The maps shown here cover the
rest of the century with at least one map per decade.
PENNSYLVANIA, published and printed by the Thos. D.
Murphy Co., Red Oak, Iowa. The map occupies about two-thirds
of the sheet and contains insets of Pittsburgh and
Philadelphia at the top. At the bottom is a 1951 calendar
which is the date used here, although it was probably
printed in 1950 as advertisement for an insurance company
in Lancaster. Main roads are shown with bright red lines,
although this obviously is not a road map. The verso has
a gazetteer with 1950 census. Scale: 1 inch = 15 miles.
Size: 15.5 x 20 inches (map).
GEOLOGIC MAP OF PENNSYLVANIA, published by the
Commonwealth of Pennsylvania, Department of Internal
Affairs, Topographic and Geological Survey, printed by
Williams & Heintz Map Corp., Washington. This is a
small section of a huge map and shows the Allegheny front
in the Altoona region. The colors denote the surface
geological layers. Blank verso. Scale: 1 inch = 4 miles.
Size of complete map 58 x 82 inches.
ALLEGHENY RIVER - CHART NO. 1, a river navigation map
showing a section of the river through Pittsburgh. This
map is from Allegheny & Monongahela Rivers
Naviagtion Charts, published by the Corps of
Engineers, Pittsburgh District 1974, which is a 40 page
set of charts used by river pilots. Of course, this set
is now out of date.
(Southwestern Pennsylvania) This is an infared image
taken from space by the Landsat satellite and published
by the United States government. It is printed on heavy
photographic paper and dates from the mid 1980s. Only
part of the complete image is pictured and shows the
Youghiogheney River in southwest Pennsylvania running
northwest from the Youghiogheney Reservoir to join with
the Monongahela River partially shown at the left edge.
Vegetation appears red in this image and reflective
surfaces in white. The white dots are clouds hung up on
the ridge tops. The dark, splotchy areas are towns; the
one in the center of the image next to the river is
Connellsville. Uniontown is slightly south and Greensburg
is at the top of the image. Blank verso. Scale: 1 inch =
4 miles. Size of complete image 24 x 30 inches.

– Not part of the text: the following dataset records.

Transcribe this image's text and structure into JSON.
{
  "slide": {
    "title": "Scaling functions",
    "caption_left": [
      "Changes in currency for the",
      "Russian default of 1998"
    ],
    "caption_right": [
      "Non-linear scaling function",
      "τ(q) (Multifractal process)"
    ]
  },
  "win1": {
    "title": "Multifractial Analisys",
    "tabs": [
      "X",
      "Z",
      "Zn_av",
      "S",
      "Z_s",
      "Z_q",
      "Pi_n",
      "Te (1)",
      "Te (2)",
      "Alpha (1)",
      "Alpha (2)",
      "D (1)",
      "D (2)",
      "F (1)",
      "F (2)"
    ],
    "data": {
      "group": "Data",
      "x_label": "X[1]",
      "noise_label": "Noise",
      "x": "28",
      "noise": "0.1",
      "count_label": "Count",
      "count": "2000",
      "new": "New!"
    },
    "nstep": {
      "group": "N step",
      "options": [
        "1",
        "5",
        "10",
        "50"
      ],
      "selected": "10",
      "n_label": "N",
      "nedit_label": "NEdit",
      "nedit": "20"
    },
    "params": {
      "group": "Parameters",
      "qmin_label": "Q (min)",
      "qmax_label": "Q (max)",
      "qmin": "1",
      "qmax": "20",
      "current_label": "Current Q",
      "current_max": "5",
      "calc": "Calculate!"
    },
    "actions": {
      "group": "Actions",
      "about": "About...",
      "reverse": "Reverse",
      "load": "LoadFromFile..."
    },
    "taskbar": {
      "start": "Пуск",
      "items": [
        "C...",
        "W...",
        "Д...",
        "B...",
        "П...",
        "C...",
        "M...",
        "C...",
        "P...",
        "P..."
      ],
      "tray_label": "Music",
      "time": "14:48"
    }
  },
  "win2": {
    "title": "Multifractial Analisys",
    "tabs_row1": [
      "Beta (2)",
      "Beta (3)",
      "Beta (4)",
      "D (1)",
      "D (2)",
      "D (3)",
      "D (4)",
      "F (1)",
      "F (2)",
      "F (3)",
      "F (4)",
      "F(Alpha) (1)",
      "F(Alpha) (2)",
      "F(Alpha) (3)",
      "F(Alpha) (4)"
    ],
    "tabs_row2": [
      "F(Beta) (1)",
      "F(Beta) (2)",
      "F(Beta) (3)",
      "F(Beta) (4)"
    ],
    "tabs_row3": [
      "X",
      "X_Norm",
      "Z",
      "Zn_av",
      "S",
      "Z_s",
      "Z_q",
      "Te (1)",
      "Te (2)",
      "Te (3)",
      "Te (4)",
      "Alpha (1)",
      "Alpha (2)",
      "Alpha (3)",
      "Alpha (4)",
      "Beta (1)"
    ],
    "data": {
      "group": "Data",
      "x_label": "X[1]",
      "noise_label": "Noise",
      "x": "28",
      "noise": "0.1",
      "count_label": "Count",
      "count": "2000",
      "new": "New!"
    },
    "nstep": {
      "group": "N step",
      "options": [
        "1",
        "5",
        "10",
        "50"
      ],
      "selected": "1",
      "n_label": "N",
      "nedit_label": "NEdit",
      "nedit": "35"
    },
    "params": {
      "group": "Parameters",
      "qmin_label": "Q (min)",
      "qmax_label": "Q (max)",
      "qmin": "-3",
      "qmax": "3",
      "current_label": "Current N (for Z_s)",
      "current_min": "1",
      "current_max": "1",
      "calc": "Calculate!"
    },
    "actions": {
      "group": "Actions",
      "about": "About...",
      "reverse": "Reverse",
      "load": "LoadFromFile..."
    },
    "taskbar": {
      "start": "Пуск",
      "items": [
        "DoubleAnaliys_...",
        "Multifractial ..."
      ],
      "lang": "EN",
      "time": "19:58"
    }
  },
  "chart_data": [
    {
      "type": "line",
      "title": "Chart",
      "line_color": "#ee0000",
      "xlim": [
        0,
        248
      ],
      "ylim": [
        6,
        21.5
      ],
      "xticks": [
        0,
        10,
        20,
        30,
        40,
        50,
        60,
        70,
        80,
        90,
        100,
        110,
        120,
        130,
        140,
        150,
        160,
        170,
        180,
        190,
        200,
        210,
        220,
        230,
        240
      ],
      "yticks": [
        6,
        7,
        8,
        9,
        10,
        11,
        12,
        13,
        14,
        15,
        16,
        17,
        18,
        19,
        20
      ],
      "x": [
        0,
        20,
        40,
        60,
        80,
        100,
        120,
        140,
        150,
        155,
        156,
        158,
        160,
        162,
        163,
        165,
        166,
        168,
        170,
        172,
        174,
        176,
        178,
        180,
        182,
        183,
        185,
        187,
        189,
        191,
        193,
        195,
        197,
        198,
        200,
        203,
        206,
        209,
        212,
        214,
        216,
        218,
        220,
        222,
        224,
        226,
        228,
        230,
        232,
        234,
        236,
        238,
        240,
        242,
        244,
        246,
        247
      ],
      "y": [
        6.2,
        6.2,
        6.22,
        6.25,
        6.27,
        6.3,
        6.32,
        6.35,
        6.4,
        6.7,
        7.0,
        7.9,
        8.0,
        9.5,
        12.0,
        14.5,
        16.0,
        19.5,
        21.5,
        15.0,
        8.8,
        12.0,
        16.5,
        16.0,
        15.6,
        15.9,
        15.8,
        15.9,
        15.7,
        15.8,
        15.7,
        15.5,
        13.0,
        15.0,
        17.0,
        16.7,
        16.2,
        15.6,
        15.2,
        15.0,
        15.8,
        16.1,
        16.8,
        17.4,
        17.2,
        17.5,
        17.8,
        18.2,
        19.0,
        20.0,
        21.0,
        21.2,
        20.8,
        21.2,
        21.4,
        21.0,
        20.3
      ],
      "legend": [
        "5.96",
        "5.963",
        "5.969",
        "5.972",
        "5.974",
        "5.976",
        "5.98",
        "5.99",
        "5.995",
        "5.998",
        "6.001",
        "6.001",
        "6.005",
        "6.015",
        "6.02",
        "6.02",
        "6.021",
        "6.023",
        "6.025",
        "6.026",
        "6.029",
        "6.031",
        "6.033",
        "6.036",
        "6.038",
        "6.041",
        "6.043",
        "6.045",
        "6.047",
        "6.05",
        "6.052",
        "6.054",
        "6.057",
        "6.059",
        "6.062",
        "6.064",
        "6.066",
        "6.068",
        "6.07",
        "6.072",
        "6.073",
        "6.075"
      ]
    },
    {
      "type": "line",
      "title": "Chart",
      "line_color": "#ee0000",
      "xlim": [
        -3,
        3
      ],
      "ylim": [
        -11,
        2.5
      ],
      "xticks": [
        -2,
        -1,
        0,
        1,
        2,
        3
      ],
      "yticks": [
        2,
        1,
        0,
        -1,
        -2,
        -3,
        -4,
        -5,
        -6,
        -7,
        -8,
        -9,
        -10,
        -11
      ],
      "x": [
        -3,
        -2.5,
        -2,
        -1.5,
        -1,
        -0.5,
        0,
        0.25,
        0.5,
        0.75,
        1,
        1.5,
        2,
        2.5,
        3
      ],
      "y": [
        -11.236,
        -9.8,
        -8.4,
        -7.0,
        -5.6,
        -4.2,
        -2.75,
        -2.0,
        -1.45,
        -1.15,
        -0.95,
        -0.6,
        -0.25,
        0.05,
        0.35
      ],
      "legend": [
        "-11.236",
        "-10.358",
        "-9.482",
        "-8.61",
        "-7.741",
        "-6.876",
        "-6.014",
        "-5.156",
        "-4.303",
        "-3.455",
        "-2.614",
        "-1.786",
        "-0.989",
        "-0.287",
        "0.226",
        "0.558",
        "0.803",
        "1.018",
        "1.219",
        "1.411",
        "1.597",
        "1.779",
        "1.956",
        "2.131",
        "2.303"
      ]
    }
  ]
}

PENNSYLVANIA'S HERITAGE REGIONS, published by the
Pennsylvania Department of Conservation and Natural
Resources . A colorful figurative free map advertising
state tourist attractions with no geographical detail.
Text on the verso. Scale: 1 inch = 15 miles. Size: 18 x
COMMONWEALTH OF PENNSYLVANIA LAND COVER MAP 66, Interior-Geological
Survey, Reston VA 2000. U. S. Department of the Interior,
U. S. Geological Survey. This map displays types of land
cover using 15 different colors and categories. The major
categories are Developed (reddish), Forested (greenish),
Cultivated (yellowish), Barren (grayish), and Water (bluish).
It was prepared in partnership with the Pennsylvania
Topographic and Geologic Survey and is available from the
state Department of Conservation and Natural Resources or
from the U. S. government. Only a section around
Pittsburgh from this large and beautiful map is shown
here. Blank verso. Scale: 1 inch = 8 miles. Size: 26 x 40
GEOLOGIC SHADED-RELIEF MAP OF PENNSYLVANIA, compiled by
Christine E. Miles, Interior-Geological Survey, Reston VA
2003. Department of Conservation and Natural Resources,
Bureau of Topographic and Geologic Survey, Pennsylvania.
This is a state map issued jointly with the U. S.
government. It displays types of surface structure using
both color and shaded relief. Streams and outlines of
counties are also shown. This is the latest successor to
Henry Darwin Rogers' classic 1858 geological map. This
map is number 67 and is a companion to the one above.